Sunday, May 7, 2017

Joel Millward-Hopkins — Neoliberal psychology


The market as a metaphor for life.

Open Democracy
Neoliberal psychology
Joel Millward-Hopkins | postdoctoral research associate in environmental sciences and economics at the University of Leeds

6 comments:

lastgreek said...

Tiny Buddha‏ @tinybuddha May 6
Two principles for a happy life: 1. Use things, not people. 2. Love people, not things.

Neil Wilson said...

It's a good piece on the fundamental underlying philosophy and the core values.

Liberals see the self as a piece of property, neo-liberals see the self as a business.

Both of which end up being excessively individualistic in a species whose greatest achievements arise when we work together.

Neil Wilson said...

And I suppose that means that Anarchists see themselves as government

Bob said...

If you are ambitious, this system is made for you.

Ignacio said...

Nihilism does this, we been submerged in an era of "new nihilism" since the early XX century. Nietzsche more or less predicted this. Seeking of swallow religions and ideals because otherwise is nothingness you believe in, everything is marketed and perceived as a marketplace, and the only "true" God left is money, behind it all.

A swallow ideology and way of life produces swallow people, a mediocre society were mediocrity is celebrated, and there is no creativity or interest in anything but the more superficial things (and any sort of spiritualism is turned immediately into a product, too), no real "thriving". If you see most of our economic/political elites they are like this. And there is nothing more mediocre than believing in nothing else but money or "markets" and an unspiring passive way of adjusting oneself to the system.
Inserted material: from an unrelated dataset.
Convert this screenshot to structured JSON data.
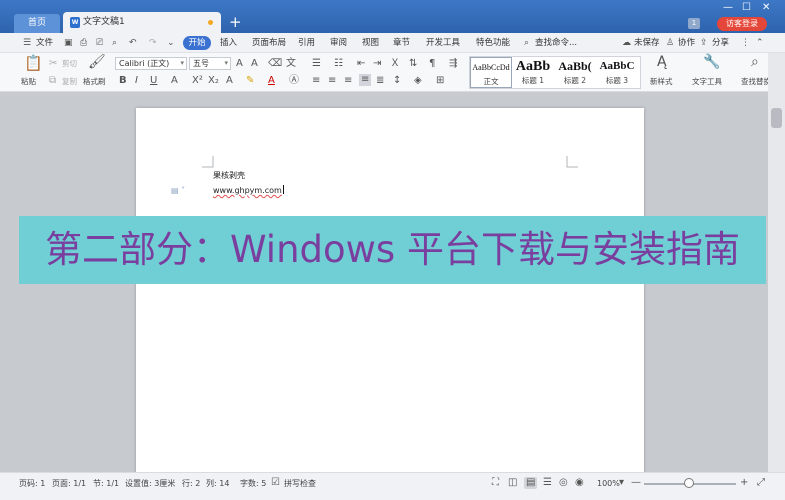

Never looking forward to change anything just "fighting" and "competing" to keep things as they are, and hold one position over others.

Tom Hickey said...

Nihilism is another paradox of liberalism. In liberal communities education has to be geared to the lowest common denominator and the rest left either to the parents or to children to develop on their own outside of the formal educational process.

Liberal culture therefore becomes shallow since the lowest common denominator is "freedom," which is an empty concept without elaboration.

In its most basic sense, "freedom" implies freedom from constraint. But this is an empty concept since it is a negative definition.

A more developed sense of "freedom" is freedom to choose. But this is also empty without paring freedom with responsibility, which requires defining responsibility. Doing so raises the concept of freedom above the lowest common denominator, so it is ignored other than in a very basic sense that conforms to the LCD of the culture.

The most developed sense of "freedom" is freedom for. This adds the idea that freedom is not an end but rather a means. This requires inquiring into ends, which lands one in philosophy, and this runs up against the boundary of the LCD.

This is a huge issue since the ancient Greeks realized that the fundamental issue of freedom is what it means to live a good life in a good society. Without serious debate of the issue, truly free individuals living in a good society is left to "nature" to work out, and the LCD here is "the market."

So liberalism runs into one of its chief paradoxes, one that threatens to result in the implosion of liberalism. This is where we are now.